In September, Russia’s foreign trade rose to $13.595 billion, increasing from $7.466 billion

    by VT Markets
    /
    Nov 15, 2025

    In September, Russia’s foreign trade reached $13.595 billion, a rise from the previous $7.466 billion. This increase highlights a shift in economic activity and trade dynamics within the country.

    Various other market movements were observed, such as the Dow Jones Industrial Average lagging due to AI stock recovery and delays in data release. Gold prices declined below $4,100, affected by the stronger US dollar and the Federal Reserve’s rhetoric.

    The Foreign Exchange Market

    The GBP/USD rate fell to 1.3140 amid the dollar’s gains, with political and fiscal concerns in the UK adding pressure.
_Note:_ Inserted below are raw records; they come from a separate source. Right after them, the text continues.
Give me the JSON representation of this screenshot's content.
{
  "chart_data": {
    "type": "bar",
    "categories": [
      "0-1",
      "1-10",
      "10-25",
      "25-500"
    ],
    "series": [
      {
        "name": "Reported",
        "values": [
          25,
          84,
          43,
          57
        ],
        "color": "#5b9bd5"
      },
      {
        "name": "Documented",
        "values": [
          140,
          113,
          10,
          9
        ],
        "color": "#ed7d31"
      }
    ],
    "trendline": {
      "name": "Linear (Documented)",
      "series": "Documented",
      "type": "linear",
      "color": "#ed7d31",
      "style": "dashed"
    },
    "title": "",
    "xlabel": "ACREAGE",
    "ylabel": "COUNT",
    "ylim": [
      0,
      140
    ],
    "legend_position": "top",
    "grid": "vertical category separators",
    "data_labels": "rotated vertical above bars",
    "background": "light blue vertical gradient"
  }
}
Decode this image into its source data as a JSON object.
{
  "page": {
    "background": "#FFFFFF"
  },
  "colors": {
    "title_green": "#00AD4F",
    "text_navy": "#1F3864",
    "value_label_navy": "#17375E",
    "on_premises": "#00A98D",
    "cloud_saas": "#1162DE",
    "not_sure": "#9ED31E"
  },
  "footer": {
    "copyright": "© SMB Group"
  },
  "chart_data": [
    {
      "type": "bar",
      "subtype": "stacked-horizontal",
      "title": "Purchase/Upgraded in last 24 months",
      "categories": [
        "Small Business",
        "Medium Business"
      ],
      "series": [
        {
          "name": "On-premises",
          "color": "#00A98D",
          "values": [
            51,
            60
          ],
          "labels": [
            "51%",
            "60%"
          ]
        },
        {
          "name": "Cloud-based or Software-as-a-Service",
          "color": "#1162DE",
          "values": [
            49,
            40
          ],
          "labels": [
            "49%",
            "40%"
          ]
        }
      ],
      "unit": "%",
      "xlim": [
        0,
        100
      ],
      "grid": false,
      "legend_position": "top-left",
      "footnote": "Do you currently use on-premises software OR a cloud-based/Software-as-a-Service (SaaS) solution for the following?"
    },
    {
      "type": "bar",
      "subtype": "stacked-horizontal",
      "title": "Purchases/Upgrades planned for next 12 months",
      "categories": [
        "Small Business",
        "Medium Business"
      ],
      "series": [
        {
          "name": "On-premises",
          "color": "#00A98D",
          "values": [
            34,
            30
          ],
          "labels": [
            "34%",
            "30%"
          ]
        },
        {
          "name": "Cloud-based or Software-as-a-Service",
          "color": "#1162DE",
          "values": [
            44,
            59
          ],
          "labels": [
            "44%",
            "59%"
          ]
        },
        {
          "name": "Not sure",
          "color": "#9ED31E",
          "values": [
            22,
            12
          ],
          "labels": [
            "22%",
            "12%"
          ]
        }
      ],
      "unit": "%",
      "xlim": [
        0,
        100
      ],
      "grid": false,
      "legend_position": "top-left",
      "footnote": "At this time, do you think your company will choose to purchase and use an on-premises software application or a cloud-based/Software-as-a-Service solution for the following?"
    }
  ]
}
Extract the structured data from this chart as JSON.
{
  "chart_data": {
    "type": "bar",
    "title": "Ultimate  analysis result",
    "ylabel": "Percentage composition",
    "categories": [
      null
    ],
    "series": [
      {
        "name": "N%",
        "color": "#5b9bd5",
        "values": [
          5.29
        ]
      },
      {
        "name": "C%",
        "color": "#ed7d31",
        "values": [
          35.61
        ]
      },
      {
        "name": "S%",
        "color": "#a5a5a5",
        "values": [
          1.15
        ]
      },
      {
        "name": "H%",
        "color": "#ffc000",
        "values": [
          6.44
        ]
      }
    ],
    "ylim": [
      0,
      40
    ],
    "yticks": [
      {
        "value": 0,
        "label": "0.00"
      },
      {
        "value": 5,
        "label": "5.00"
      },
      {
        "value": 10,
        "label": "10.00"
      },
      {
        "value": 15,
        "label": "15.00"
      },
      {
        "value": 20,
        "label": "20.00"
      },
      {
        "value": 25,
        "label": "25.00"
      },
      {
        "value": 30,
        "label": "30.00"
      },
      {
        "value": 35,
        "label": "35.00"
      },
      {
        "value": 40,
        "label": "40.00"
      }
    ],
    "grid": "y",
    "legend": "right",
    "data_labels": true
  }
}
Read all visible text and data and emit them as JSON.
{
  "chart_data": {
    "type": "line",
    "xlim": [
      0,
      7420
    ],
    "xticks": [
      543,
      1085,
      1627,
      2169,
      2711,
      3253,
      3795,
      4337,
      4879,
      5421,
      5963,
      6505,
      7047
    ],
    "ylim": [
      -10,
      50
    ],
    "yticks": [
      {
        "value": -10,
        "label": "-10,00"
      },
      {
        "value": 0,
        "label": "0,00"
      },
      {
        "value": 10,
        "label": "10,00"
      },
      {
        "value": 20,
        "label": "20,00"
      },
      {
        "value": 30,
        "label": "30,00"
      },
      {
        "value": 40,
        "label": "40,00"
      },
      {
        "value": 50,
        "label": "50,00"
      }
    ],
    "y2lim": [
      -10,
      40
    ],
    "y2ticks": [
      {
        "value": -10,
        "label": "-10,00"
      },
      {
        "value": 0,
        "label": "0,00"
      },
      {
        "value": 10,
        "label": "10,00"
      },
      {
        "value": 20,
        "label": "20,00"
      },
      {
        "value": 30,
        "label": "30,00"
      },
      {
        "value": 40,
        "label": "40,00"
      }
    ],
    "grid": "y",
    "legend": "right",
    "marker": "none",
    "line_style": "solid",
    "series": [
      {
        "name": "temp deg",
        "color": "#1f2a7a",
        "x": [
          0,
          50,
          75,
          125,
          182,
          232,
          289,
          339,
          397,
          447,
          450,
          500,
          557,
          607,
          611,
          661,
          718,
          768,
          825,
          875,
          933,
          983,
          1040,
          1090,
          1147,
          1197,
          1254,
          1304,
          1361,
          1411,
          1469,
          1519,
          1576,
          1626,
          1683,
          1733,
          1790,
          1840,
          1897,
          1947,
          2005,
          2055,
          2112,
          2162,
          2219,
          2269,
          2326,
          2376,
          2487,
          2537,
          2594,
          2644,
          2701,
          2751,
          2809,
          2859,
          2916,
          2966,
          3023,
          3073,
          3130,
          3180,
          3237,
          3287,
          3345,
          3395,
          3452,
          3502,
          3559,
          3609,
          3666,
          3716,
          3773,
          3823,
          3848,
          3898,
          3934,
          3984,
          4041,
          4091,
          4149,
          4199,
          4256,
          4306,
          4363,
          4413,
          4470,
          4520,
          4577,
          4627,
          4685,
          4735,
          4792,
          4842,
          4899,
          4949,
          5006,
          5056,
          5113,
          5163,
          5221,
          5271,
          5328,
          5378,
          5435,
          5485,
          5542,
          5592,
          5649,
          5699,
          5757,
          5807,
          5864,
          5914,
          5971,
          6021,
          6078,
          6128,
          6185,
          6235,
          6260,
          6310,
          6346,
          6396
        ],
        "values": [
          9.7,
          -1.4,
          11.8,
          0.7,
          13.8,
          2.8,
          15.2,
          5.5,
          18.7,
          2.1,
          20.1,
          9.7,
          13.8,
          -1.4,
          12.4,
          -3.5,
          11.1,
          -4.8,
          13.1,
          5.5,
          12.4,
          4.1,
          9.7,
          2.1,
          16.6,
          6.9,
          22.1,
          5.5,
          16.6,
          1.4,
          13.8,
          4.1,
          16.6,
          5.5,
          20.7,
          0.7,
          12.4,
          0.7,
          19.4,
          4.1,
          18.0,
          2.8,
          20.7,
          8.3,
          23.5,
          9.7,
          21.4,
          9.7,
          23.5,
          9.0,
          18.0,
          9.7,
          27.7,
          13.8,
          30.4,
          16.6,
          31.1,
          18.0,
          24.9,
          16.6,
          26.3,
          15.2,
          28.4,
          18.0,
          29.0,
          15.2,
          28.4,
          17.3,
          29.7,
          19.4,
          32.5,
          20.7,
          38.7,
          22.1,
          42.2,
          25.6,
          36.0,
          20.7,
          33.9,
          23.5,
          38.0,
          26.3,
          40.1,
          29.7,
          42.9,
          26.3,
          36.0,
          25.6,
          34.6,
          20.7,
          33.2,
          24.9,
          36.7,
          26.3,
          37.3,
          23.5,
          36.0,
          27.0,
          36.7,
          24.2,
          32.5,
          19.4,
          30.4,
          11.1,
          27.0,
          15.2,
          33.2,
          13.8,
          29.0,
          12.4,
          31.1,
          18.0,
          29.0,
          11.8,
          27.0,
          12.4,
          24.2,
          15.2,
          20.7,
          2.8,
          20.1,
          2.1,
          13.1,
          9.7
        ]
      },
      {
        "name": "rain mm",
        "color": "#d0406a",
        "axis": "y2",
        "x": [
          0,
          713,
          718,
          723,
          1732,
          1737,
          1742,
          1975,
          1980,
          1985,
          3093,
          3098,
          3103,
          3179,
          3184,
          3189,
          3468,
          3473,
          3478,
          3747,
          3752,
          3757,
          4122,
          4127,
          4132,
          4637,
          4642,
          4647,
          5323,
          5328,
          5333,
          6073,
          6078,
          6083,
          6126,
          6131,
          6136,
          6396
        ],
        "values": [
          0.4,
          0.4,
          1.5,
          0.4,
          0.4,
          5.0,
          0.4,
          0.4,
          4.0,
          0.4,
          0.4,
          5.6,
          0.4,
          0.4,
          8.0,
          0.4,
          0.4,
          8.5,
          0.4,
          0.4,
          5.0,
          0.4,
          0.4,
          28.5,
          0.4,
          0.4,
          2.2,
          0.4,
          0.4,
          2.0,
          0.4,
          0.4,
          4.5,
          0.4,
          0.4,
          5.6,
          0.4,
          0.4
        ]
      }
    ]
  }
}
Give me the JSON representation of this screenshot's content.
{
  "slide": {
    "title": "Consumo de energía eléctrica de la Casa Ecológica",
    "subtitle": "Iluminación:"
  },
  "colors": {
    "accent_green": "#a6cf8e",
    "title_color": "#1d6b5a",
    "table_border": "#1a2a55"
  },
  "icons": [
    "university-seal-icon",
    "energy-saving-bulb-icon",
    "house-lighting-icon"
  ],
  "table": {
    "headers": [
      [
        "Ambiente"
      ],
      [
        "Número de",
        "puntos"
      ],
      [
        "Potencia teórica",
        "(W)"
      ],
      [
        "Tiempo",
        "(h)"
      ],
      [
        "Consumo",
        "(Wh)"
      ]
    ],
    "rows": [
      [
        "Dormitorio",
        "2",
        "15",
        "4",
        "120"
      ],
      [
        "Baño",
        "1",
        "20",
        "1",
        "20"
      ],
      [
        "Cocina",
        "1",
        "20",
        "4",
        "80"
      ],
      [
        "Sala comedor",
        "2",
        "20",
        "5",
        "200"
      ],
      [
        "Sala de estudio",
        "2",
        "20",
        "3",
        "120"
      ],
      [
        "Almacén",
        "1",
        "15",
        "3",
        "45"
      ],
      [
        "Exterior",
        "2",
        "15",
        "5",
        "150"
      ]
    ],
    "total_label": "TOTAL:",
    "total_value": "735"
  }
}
Conversely, cryptocurrencies faced a bearish trend, with Bitcoin trading above $97,000 but showing weaker demand across the market.

    VeChain experienced a mainnet upgrade, switching from a Proof of Authority system to Delegated Proof of Stake. This change aims at enabling the network’s growth, despite the digital asset’s 15% downside risk looming.

    Weekly markets focus on analysing post-shutdown US data and the potential effects on investor sentiment. It’s important to note that no investment recommendations are made, emphasising the need for personal research and risk assessment before financial decisions are undertaken.

    Given the hawkish tone from the Federal Reserve, we see the market has significantly reduced bets on a December rate cut. This sentiment is being driven by recent inflation data, which, despite a slight moderation, remains stubbornly above the Fed’s target, with the last Consumer Price Index reading for October 2025 coming in at 3.4%. Consequently, the probability of a rate cut has fallen to just 15% from over 50% a month ago, according to CME Group’s FedWatch tool.

    Impact Of Interest Rates On Market Trends

    This dynamic is fueling a strong rebound in the US Dollar, putting pressure on major currency pairs. We’re watching EUR/USD struggle to hold the 1.1600 level, while GBP/USD is slipping toward 1.3140, further weighed down by recent weak UK retail sales figures and ongoing uncertainty about the government’s fiscal plans. Derivative strategies that favor dollar strength, such as buying puts on the EUR or GBP, appear well-positioned in the coming weeks.

    Gold is a direct casualty of this environment, breaking below the key $4,100 mark as rising US Treasury yields make the non-yielding metal less attractive. The US 10-year yield has climbed back to 4.75% this week, and if it continues, we expect gold to test the psychological support at $4,000 per ounce. Traders should consider short positions or protective puts on gold-related assets until the Fed’s stance softens.

    We are also seeing this risk-off sentiment spill into more speculative assets like cryptocurrencies. With institutional and retail demand waning, Bitcoin has pulled back from recent highs to around $97,000, and recent data shows consistent weekly outflows from digital asset investment products over the past month. This suggests that in an environment of tighter monetary policy, capital is flowing out of high-risk assets.

    The surprise jump in Russia’s foreign trade surplus to nearly $13.6 billion is a notable data point, likely driven by firm energy prices throughout the third quarter of 2025. While this provides some fundamental support for Russian assets, the global macro picture is dominated by the strong US dollar. It would be risky to fight the broad market trend based on this single piece of country-specific data.